Personal information
- Full name: José Carlos dos Santos
- Date of birth: 28 September 1947 (age 78)
- Place of birth: Catanduva, São Paulo, Brazil
- Position: Defensive midfielder

Youth career
- 1966–1967: Palmeiras

Senior career*
- Years: Team / Apps / (Gls)
- 1968: Comercial
- 1969–1974: Palmeiras / 116 / (1)
- 1975: Marília

= Zé Carlos (footballer, born 1947) =

Brazilian footballer (born 1947)

José Carlos dos Santos (born 28 September 1947), more commonly known as Zé Carlos is a Brazilian retired footballer.
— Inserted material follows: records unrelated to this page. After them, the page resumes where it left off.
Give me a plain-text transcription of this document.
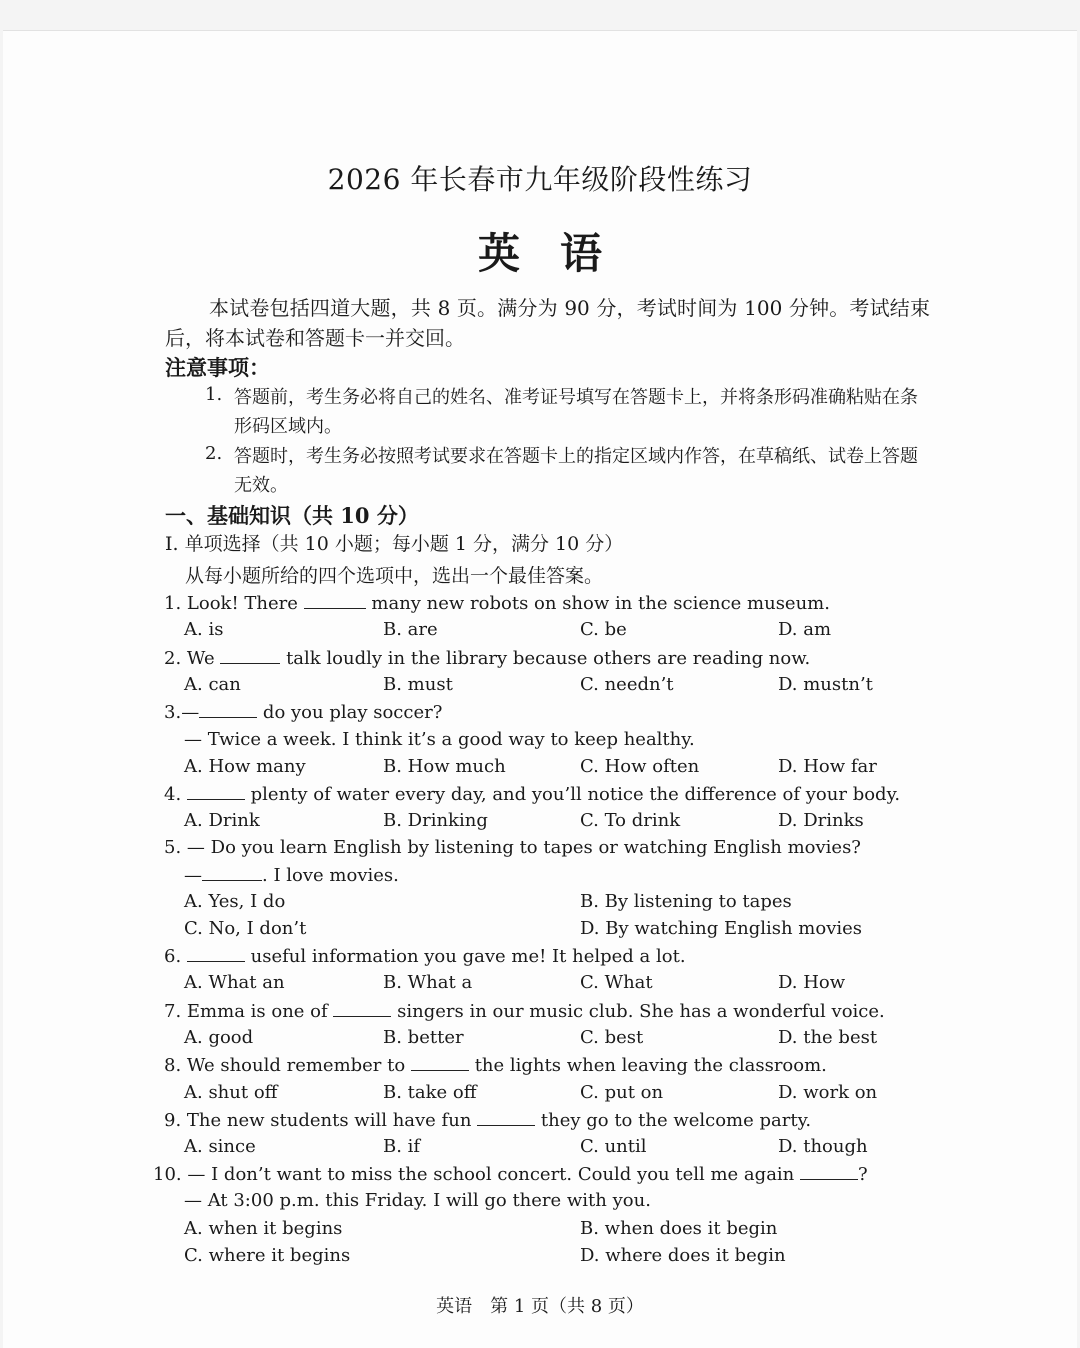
2026 年长春市九年级阶段性练习
英语
本试卷包括四道大题，共 8 页。满分为 90 分，考试时间为 100 分钟。考试结束后，将本试卷和答题卡一并交回。
注意事项：
1. 答题前，考生务必将自己的姓名、准考证号填写在答题卡上，并将条形码准确粘贴在条形码区域内。
2. 答题时，考生务必按照考试要求在答题卡上的指定区域内作答，在草稿纸、试卷上答题无效。
一、基础知识（共 10 分）
I. 单项选择（共 10 小题；每小题 1 分，满分 10 分）
从每小题所给的四个选项中，选出一个最佳答案。
1. Look! There	many new robots on show in the science museum.
A. is	B. are	C. be	D. am
2. We	talk loudly in the library because others are reading now.
A. can	B. must	C. needn’t	D. mustn’t
3.—	do you play soccer?
— Twice a week. I think it’s a good way to keep healthy.
A. How many	B. How much	C. How often	D. How far
4.	plenty of water every day, and you’ll notice the difference of your body.
A. Drink	B. Drinking	C. To drink	D. Drinks
5. — Do you learn English by listening to tapes or watching English movies?
—	. I love movies.
A. Yes, I do	B. By listening to tapes
C. No, I don’t	D. By watching English movies
6.	useful information you gave me! It helped a lot.
A. What an	B. What a	C. What	D. How
7. Emma is one of	singers in our music club. She has a wonderful voice.
A. good	B. better	C. best	D. the best
8. We should remember to	the lights when leaving the classroom.
A. shut off	B. take off	C. put on	D. work on
9. The new students will have fun	they go to the welcome party.
A. since	B. if	C. until	D. though
10. — I don’t want to miss the school concert. Could you tell me again	?
— At 3:00 p.m. this Friday. I will go there with you.
A. when it begins	B. when does it begin
C. where it begins	D. where does it begin
英语　第 1 页（共 8 页）
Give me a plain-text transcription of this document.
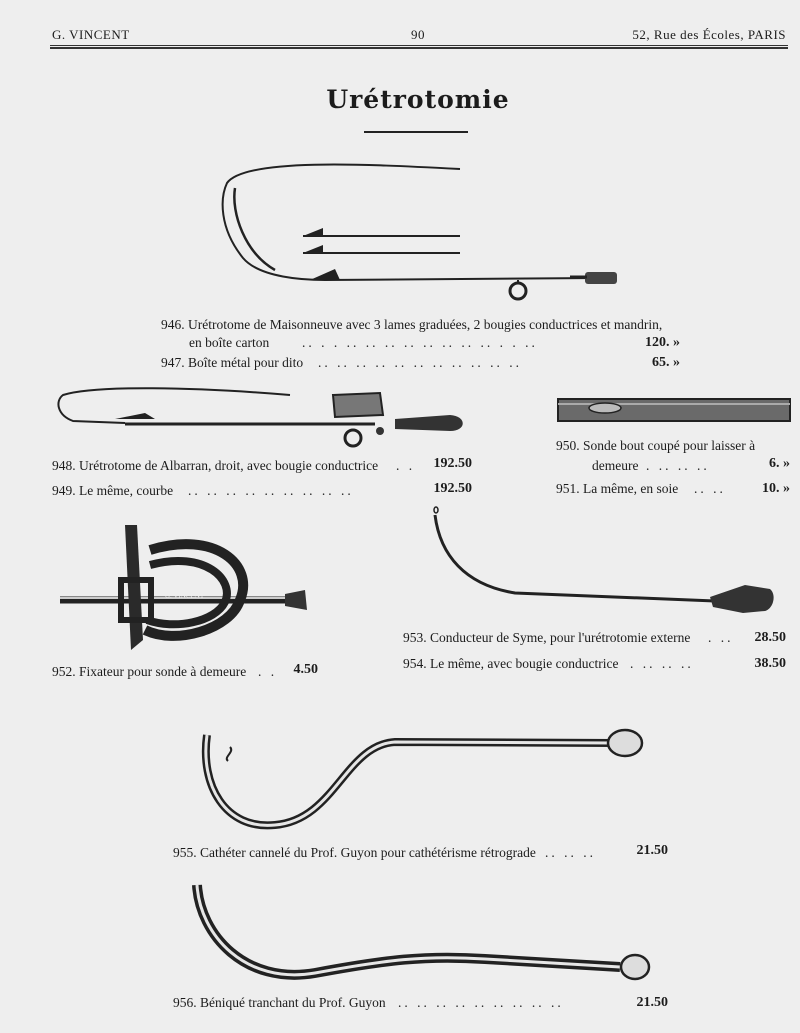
G. VINCENT	90	52, Rue des Écoles, PARIS
Urétrotomie
946. Urétrotome de Maisonneuve avec 3 lames graduées, 2 bougies conductrices et mandrin,
en boîte carton .. . . .. .. .. .. .. .. .. .. . . ..	120. »
947. Boîte métal pour dito .. .. .. .. .. .. .. .. .. .. ..	65. »
948. Urétrotome de Albarran, droit, avec bougie conductrice . .	192.50
949. Le même, courbe .. .. .. .. .. .. .. .. ..	192.50
950. Sonde bout coupé pour laisser à
demeure . .. .. ..	6. »
951. La même, en soie .. ..	10. »
G. VINCENT
952. Fixateur pour sonde à demeure . .	4.50
953. Conducteur de Syme, pour l'urétrotomie externe . ..	28.50
954. Le même, avec bougie conductrice . .. .. ..	38.50
955. Cathéter cannelé du Prof. Guyon pour cathétérisme rétrograde .. .. ..	21.50
956. Béniqué tranchant du Prof. Guyon .. .. .. .. .. .. .. .. ..	21.50
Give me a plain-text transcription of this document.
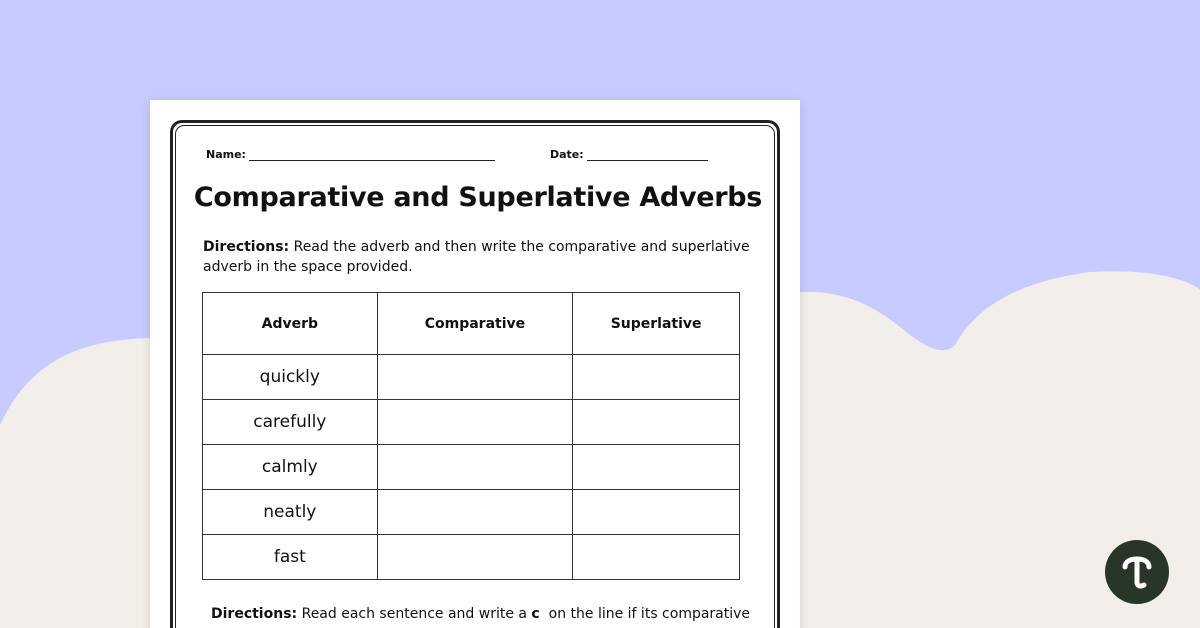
Name:	Date:
Comparative and Superlative Adverbs
Directions: Read the adverb and then write the comparative and superlative adverb in the space provided.
Adverb	Comparative	Superlative
quickly		
carefully		
calmly		
neatly		
fast		
Directions: Read each sentence and write a c  on the line if its comparative
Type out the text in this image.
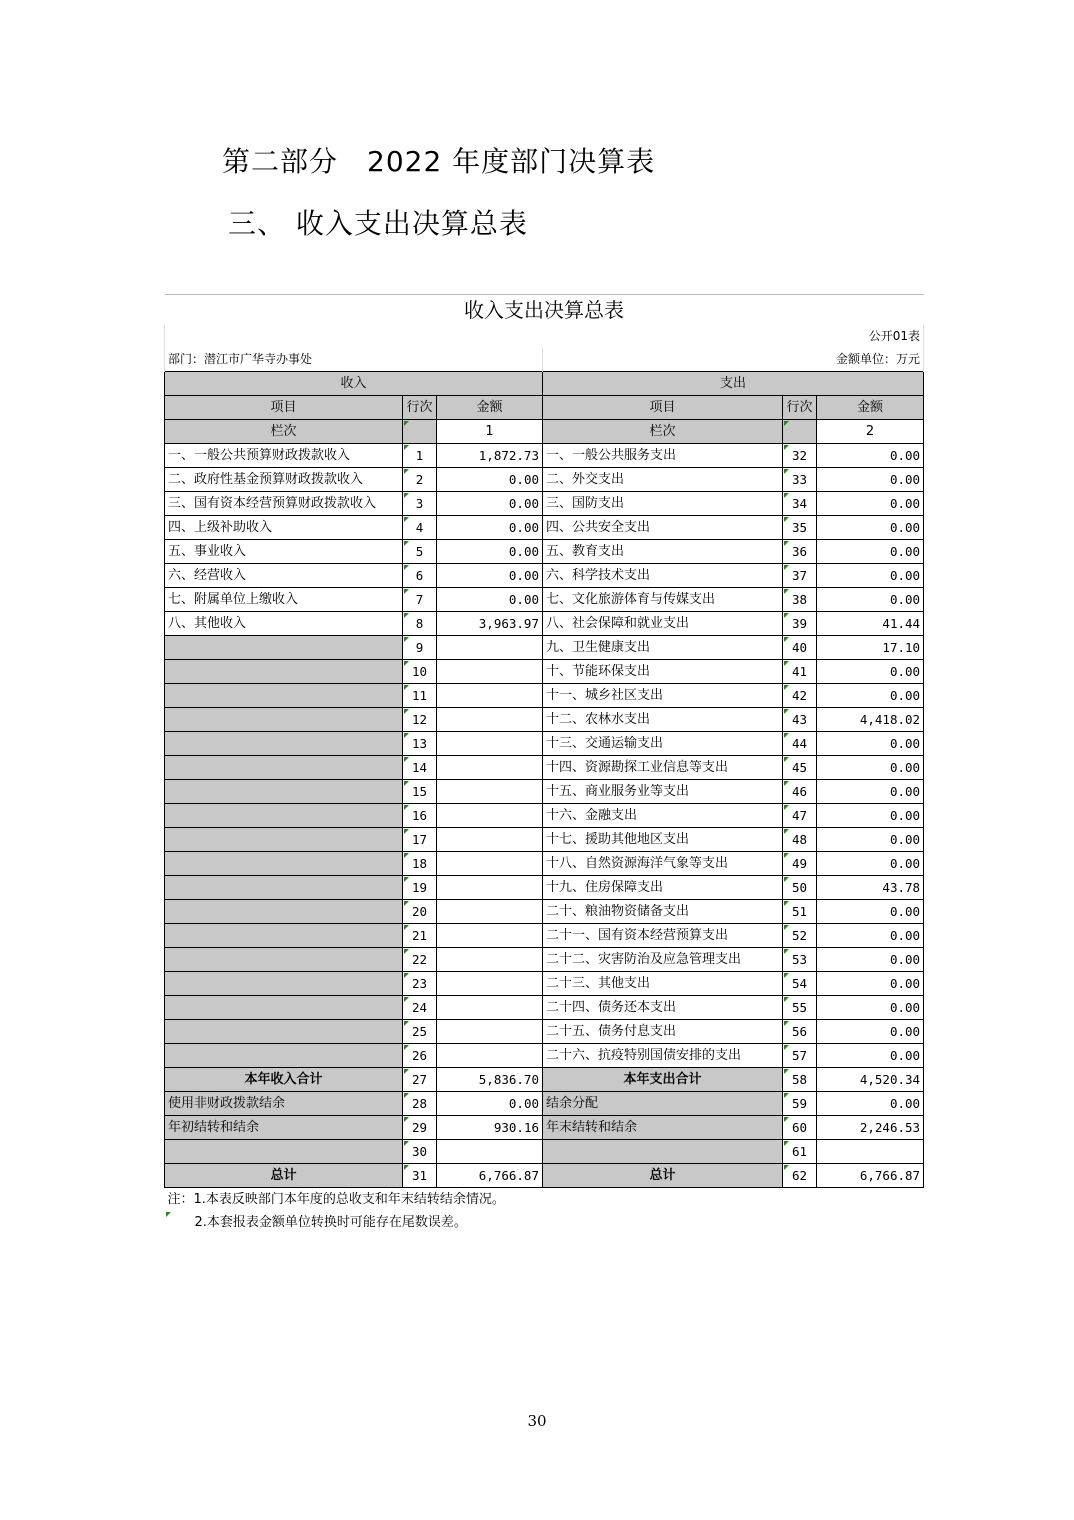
第二部分　2022 年度部门决算表
三、 收入支出决算总表
收入支出决算总表					
公开01表					
部门：潜江市广华寺办事处			金额单位：万元		
收入			支出		
项目	行次	金额	项目	行次	金额
栏次		1	栏次		2
一、一般公共预算财政拨款收入	1	1,872.73	一、一般公共服务支出	32	0.00
二、政府性基金预算财政拨款收入	2	0.00	二、外交支出	33	0.00
三、国有资本经营预算财政拨款收入	3	0.00	三、国防支出	34	0.00
四、上级补助收入	4	0.00	四、公共安全支出	35	0.00
五、事业收入	5	0.00	五、教育支出	36	0.00
六、经营收入	6	0.00	六、科学技术支出	37	0.00
七、附属单位上缴收入	7	0.00	七、文化旅游体育与传媒支出	38	0.00
八、其他收入	8	3,963.97	八、社会保障和就业支出	39	41.44
	9		九、卫生健康支出	40	17.10
	10		十、节能环保支出	41	0.00
	11		十一、城乡社区支出	42	0.00
	12		十二、农林水支出	43	4,418.02
	13		十三、交通运输支出	44	0.00
	14		十四、资源勘探工业信息等支出	45	0.00
	15		十五、商业服务业等支出	46	0.00
	16		十六、金融支出	47	0.00
	17		十七、援助其他地区支出	48	0.00
	18		十八、自然资源海洋气象等支出	49	0.00
	19		十九、住房保障支出	50	43.78
	20		二十、粮油物资储备支出	51	0.00
	21		二十一、国有资本经营预算支出	52	0.00
	22		二十二、灾害防治及应急管理支出	53	0.00
	23		二十三、其他支出	54	0.00
	24		二十四、债务还本支出	55	0.00
	25		二十五、债务付息支出	56	0.00
	26		二十六、抗疫特别国债安排的支出	57	0.00
本年收入合计	27	5,836.70	本年支出合计	58	4,520.34
使用非财政拨款结余	28	0.00	结余分配	59	0.00
年初结转和结余	29	930.16	年末结转和结余	60	2,246.53
	30			61	
总计	31	6,766.87	总计	62	6,766.87
注：1.本表反映部门本年度的总收支和年末结转结余情况。					
2.本套报表金额单位转换时可能存在尾数误差。					
30
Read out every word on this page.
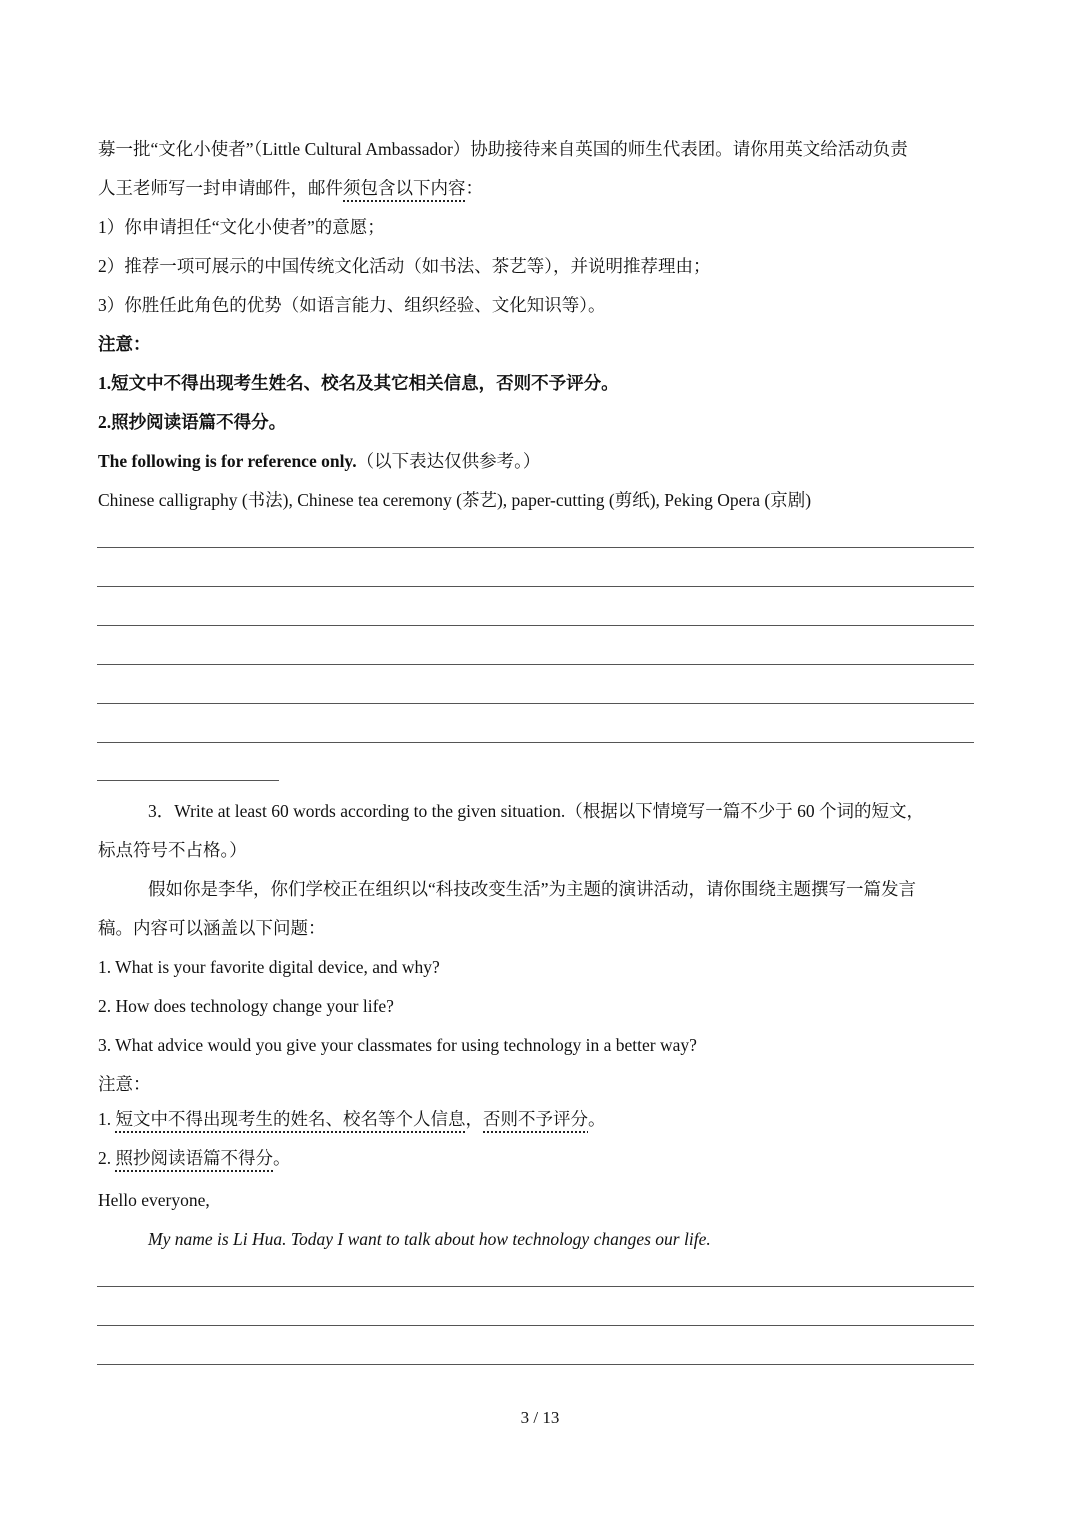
募一批“文化小使者”（Little Cultural Ambassador）协助接待来自英国的师生代表团。请你用英文给活动负责
人王老师写一封申请邮件，邮件须包含以下内容：
1）你申请担任“文化小使者”的意愿；
2）推荐一项可展示的中国传统文化活动（如书法、茶艺等），并说明推荐理由；
3）你胜任此角色的优势（如语言能力、组织经验、文化知识等）。
注意：
1.短文中不得出现考生姓名、校名及其它相关信息，否则不予评分。
2.照抄阅读语篇不得分。
The following is for reference only.（以下表达仅供参考。）
Chinese calligraphy (书法), Chinese tea ceremony (茶艺), paper-cutting (剪纸), Peking Opera (京剧)
3．Write at least 60 words according to the given situation.（根据以下情境写一篇不少于 60 个词的短文，
标点符号不占格。）
假如你是李华，你们学校正在组织以“科技改变生活”为主题的演讲活动，请你围绕主题撰写一篇发言
稿。内容可以涵盖以下问题：
1. What is your favorite digital device, and why?
2. How does technology change your life?
3. What advice would you give your classmates for using technology in a better way?
注意：
1. 短文中不得出现考生的姓名、校名等个人信息，否则不予评分。
2. 照抄阅读语篇不得分。
Hello everyone,
My name is Li Hua. Today I want to talk about how technology changes our life.
3 / 13
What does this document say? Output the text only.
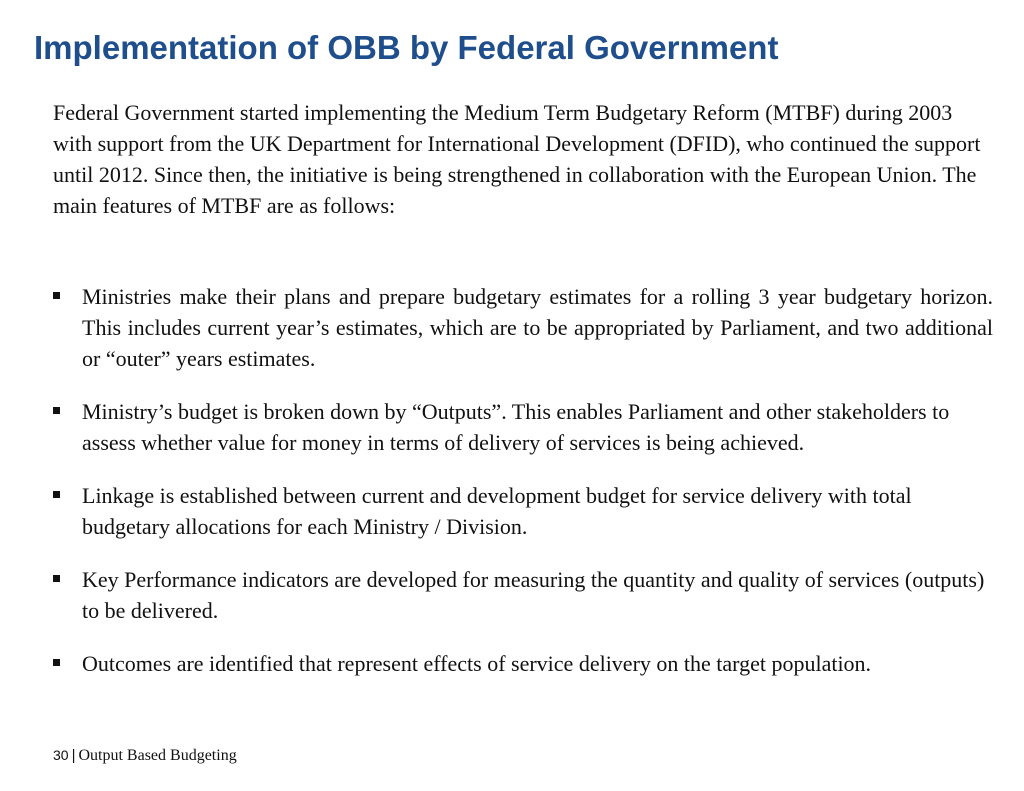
Implementation of OBB by Federal Government

Federal Government started implementing the Medium Term Budgetary Reform (MTBF) during 2003 with support from the UK Department for International Development (DFID), who continued the support until 2012. Since then, the initiative is being strengthened in collaboration with the European Union. The main features of MTBF are as follows:

Ministries make their plans and prepare budgetary estimates for a rolling 3 year budgetary horizon. This includes current year’s estimates, which are to be appropriated by Parliament, and two additional or “outer” years estimates.
Ministry’s budget is broken down by “Outputs”. This enables Parliament and other stakeholders to assess whether value for money in terms of delivery of services is being achieved.
Linkage is established between current and development budget for service delivery with total budgetary allocations for each Ministry / Division.
Key Performance indicators are developed for measuring the quantity and quality of services (outputs) to be delivered.
Outcomes are identified that represent effects of service delivery on the target population.
30 | Output Based Budgeting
He played as a defensive midfielder for Palmeiras throughout the 1970s, being a part of the football dynasty that is associated with the club.

==Career==
Zé Carlos began his career as a footballer for Palmeiras youth before beginning his career with Comercial in 1968. He would then play for the senior Palmeiras team beginning in 1969 as he would score one of two winning goals to win the 1969 Ramón de Carranza Trophy. He was known for his speed as he met the expectations club manager Osvaldo Brandão, typically playing as a reserve for Dudu as well as for other footballers.

Over the course of his career with Palmeiras, he would play in 116 matches with 61 victories, 34 draws and 21 losses. He would also be part of the winning squads for the 1969, the 1972 and the 1973 Campeonato Brasileiro Série A as well as the 1972 Campeonato Paulista. He would then play for Marília for a single season in 1975 before retiring that same year.